How should one choose between DSPs, media processors, ASICs and FPGAs? Kisacanin [58] proposed

a practical way to help processor selection based on intended production volume, cost and development

flexibility. He argued that ASICs may be suitable for high volume of over 1 000 000units, DSPs or media

processors for medium volumes between 10 000 and 100 000 units, while for low volumes of under 10

000, FPGAs can be a good viable candidate.

5.1.4 Algorithms Development and Conversion Algorithm development for embedded systems is quite different from that for PC-based platforms.
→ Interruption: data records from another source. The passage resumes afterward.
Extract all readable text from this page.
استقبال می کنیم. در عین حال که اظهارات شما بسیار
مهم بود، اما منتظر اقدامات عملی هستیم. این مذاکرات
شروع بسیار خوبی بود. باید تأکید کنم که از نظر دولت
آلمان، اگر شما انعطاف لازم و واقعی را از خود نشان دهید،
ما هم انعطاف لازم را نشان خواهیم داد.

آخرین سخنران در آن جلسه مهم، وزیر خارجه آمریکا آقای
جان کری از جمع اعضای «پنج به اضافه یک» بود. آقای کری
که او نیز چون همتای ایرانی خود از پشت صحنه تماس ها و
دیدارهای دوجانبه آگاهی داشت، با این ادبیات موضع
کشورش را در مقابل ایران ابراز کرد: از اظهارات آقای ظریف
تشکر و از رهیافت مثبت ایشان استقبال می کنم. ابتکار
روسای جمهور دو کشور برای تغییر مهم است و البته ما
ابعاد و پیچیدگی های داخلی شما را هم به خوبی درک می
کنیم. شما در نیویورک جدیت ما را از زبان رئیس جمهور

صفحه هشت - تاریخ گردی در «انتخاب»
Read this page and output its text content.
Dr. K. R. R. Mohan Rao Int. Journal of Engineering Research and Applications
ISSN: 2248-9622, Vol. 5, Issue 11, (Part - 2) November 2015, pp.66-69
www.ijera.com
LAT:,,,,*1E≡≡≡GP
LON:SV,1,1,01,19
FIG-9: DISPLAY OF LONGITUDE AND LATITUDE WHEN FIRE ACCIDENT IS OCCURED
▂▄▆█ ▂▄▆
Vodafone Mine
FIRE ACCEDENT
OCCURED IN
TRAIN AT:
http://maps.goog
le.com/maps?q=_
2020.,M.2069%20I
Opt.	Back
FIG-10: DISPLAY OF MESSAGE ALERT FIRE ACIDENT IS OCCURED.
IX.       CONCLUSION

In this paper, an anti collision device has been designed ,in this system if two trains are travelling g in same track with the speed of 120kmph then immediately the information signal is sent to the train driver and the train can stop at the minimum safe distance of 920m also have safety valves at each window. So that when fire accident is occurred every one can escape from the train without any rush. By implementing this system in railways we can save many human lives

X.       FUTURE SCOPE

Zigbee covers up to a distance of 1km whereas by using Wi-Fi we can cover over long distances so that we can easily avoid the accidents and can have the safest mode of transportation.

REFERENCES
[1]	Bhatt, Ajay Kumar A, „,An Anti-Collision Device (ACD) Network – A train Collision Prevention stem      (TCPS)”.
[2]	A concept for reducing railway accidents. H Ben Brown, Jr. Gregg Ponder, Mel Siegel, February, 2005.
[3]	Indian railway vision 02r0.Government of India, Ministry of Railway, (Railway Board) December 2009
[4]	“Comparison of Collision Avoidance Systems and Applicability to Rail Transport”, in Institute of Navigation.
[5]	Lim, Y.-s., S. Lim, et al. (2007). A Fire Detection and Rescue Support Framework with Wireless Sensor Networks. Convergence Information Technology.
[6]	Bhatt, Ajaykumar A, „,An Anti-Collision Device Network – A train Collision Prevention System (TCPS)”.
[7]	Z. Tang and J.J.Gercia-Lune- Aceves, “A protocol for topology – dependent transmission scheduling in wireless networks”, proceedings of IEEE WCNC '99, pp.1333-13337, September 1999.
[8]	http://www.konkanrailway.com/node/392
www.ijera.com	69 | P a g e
Basically it can be a lot more demanding and challenging, especially if FPGA or ASIC processors are

targeted. Usually when designing applications for ASIC or FPGA, one has to understand chip architecture

so that algorithms can be executed efficiently and effectively. Nowadays behavior synthesizers or

algorithmic synthesizers do exist to help designers to forget about the device architecture and focus on

functionality, but they come at the cost of efficiency in terms of chip area or gate counts and power

consumption. Therefore, it is always important to gain an intimate knowledge of the device architecture

of whichever of the ASIC, FPGA or DSP is targeted. This intimate knowledge can also help design

parallel processing and pipelining processing, which can be a very important and effective video

processing technique. Converting floating-point arithmetics to fixed-point and eliminating divisions as

much as possible (by using hardware multipliers and look-up tables, for example) are other design

considerations for algorithm conversion.

5.1.5 Other Factors Memory System - Smart cameras need flexible memory models to meet requirements such as scalable

frame buffers to cope with increasing image sensor resolutions. As the smart camera may integrate

different types of processors, the memory system should support potentially complex processing pipeline

and parallelism in order to meet the application’s real-time requirements. For single chip smart cameras,

care needs to be taken at design stage to conserve memory [54].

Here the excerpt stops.